- Giles in 2016
- Born: Annabel Claire Giles 20 May 1959 Pontypool, Wales
- Died: 20 November 2023 (aged 64) Hove, England
- Occupations: Presenter; actress; novelist; model;
- Spouse: Midge Ure ​ ​(m. 1985; div. 1989)​
- Children: 2, including Molly Lorenne
- Website: Official website

= Annabel Giles =

British television and radio presenter (1959–2023)

Annabel Claire Giles (20 May 1959 – 20 November 2023) was a British television and radio presenter. She also worked as a qualified counsellor, psychotherapist, model, actress, writer and novelist.

==Early life==
Giles was born on 20 May 1959 in Griffithstown, near Pontypool, Monmouthshire, Wales, as the eldest of three sisters. She was expelled from boarding school at age 16 for going to see Steve Harley & Cockney Rebel play in Bristol, where she was seen smoking in the street.

==Career==
Between 1977 and 1982, Giles trained and worked as a secretary, mostly employed in advertising agencies, which is where she was "discovered". Giles was then signed up by agency Models 1, and became the official model for Max Factor.

Giles started her media career in the 1980s on Razzmatazz and Night Network, and appeared in the 1993 film Riders. She came to prominence as co-presenter of ITV's Posh Frocks and New Trousers with Sarah Greene. She was in numerous entertainment shows, and a panellist on game shows ranging from Have I Got News for You to Shooting Stars. She was a regular panellist on Through the Keyhole and BBC Radio 4's Loose Ends and also appeared on BBC Radio 4's Just a Minute, and on Noel's House Party.

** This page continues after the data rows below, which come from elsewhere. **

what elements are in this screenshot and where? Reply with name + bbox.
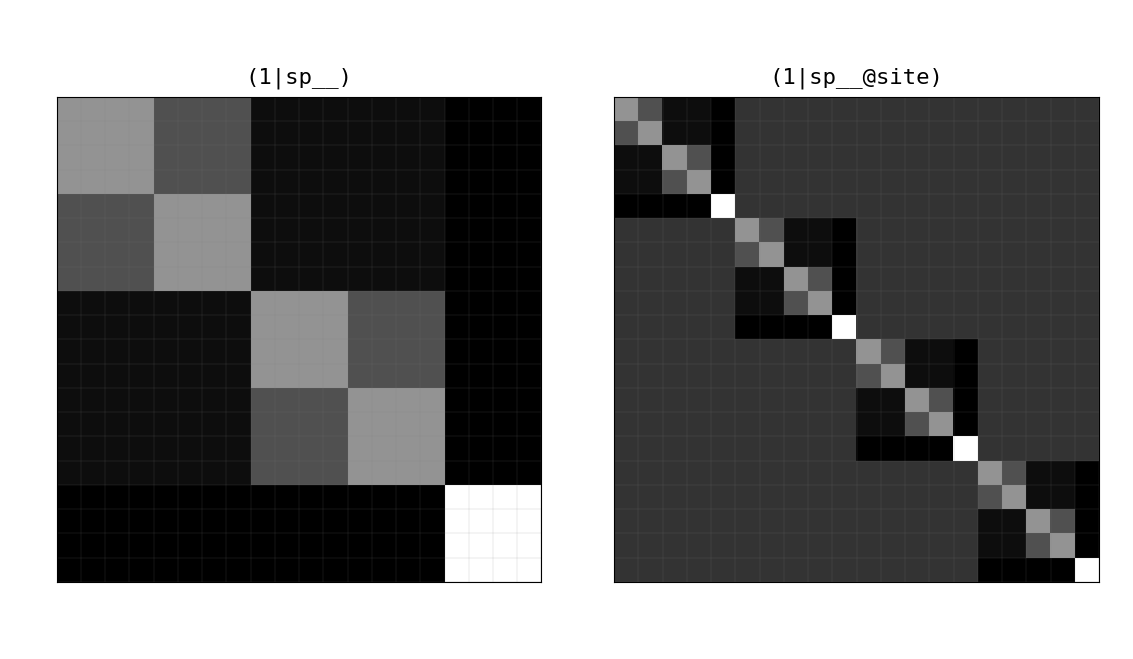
Title: (1|sp__): (1|sp__): [246, 67, 352, 88]
Title: (1|sp__@site): (1|sp__@site): [769, 67, 944, 88]
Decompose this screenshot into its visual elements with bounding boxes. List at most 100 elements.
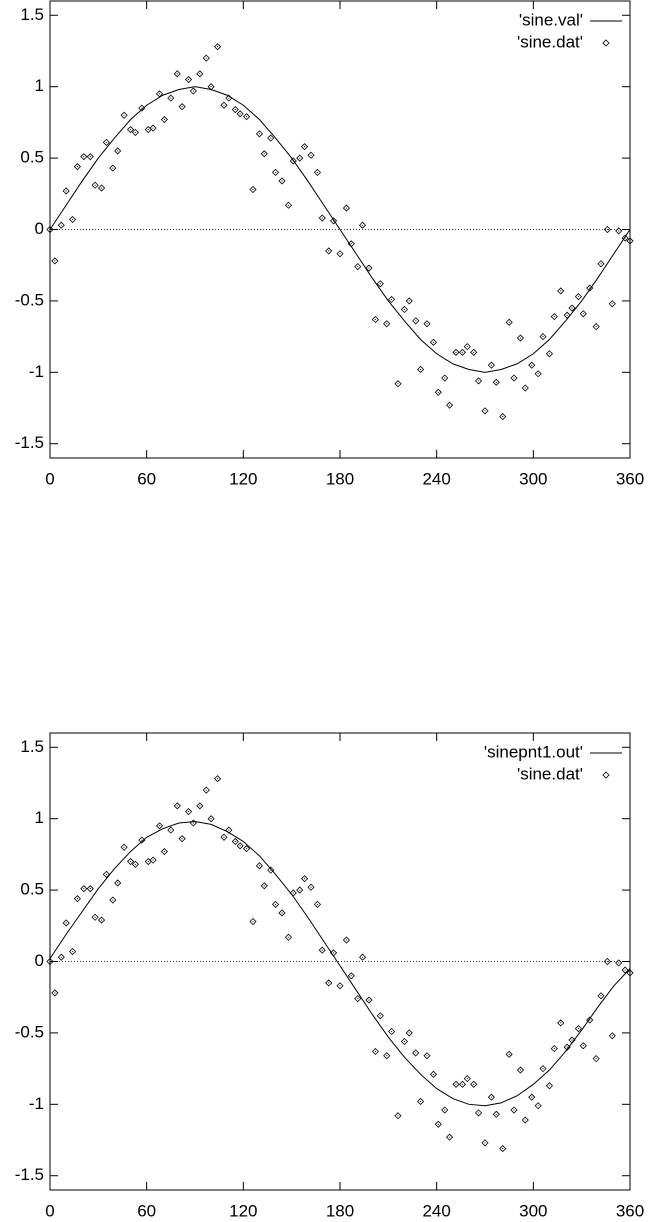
x-tick-label: 360 — [616, 469, 644, 488]
data-point — [499, 1145, 507, 1153]
data-point — [278, 177, 286, 185]
data-point — [284, 201, 293, 209]
data-point — [57, 953, 65, 961]
data-point — [621, 234, 629, 242]
data-point — [131, 128, 139, 136]
legend-label: 'sine.val' — [519, 10, 583, 29]
data-point — [626, 237, 634, 245]
data-point — [131, 860, 139, 868]
legend-label: 'sine.dat' — [517, 32, 583, 51]
legend-label: 'sinepnt1.out' — [484, 742, 583, 761]
data-point — [621, 966, 629, 974]
data-point — [452, 348, 460, 356]
data-point — [505, 318, 513, 326]
data-point — [463, 343, 471, 351]
data-point — [271, 168, 280, 176]
data-point — [300, 875, 309, 883]
data-point — [313, 900, 322, 908]
data-point — [416, 1097, 425, 1106]
data-point — [167, 826, 175, 834]
data-point — [160, 847, 168, 856]
data-point — [423, 1052, 431, 1060]
data-point — [296, 886, 304, 894]
data-point — [371, 1047, 380, 1056]
data-point — [91, 181, 99, 189]
data-point — [563, 1043, 571, 1051]
data-point — [342, 204, 351, 212]
data-point — [597, 992, 605, 1000]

In 1995, Giles wrote and performed a one-woman show at the Edinburgh Festival called Looking for Mr. Giles, and a second show the following year, Anyone Can Be A TV Presenter.

Giles' first novel, Birthday Girls, reached number six in the top ten on the best-seller lists in 2001. She published Crossing the Paradise Line in 2003 and The Defrosting of Charlotte Small in 2006.

In November 2013, Giles entered the Australian jungle as a late arrival alongside Vincent Simone on the thirteenth series of I'm a Celebrity...Get Me Out of Here!. Giles was the first celebrity to leave the jungle, on 1 December.

From 2014, Giles regularly guested on the Channel 5 chat show The Wright Stuff hosted by Matthew Wright. In summer 2018 she appeared on ITV2's My Shirley Valentine Summer and was the resident agony aunt on the Eleri Siôn show for BBC Radio Wales.

After retraining, she worked as a counsellor and psychotherapist in Brighton and London. Giles was a patron of a charity for parents of children with special needs, Amaze Brighton.

==Personal life, illness and death==
In 1985, Giles married the lead singer of Ultravox, Midge Ure. Their daughter, Molly Lorenne, was born in March 1987. Lorenne became the lead singer of pop punk group The Faders. Giles and Ure separated in 1989. Giles had a son who was born with XYY syndrome and Asperger syndrome; in 2011, having written a blog outlining the difficulties in educating a child with these issues, she received help from an anonymous benefactor towards his education.

Giles had ADHD. In July 2023, she was diagnosed with glioblastoma, an aggressive form of brain cancer, which had developed to stage IV. Her children issued a joint statement announcing that she had died on 20 November 2023, at Martlets Hospice in Hove, aged 64.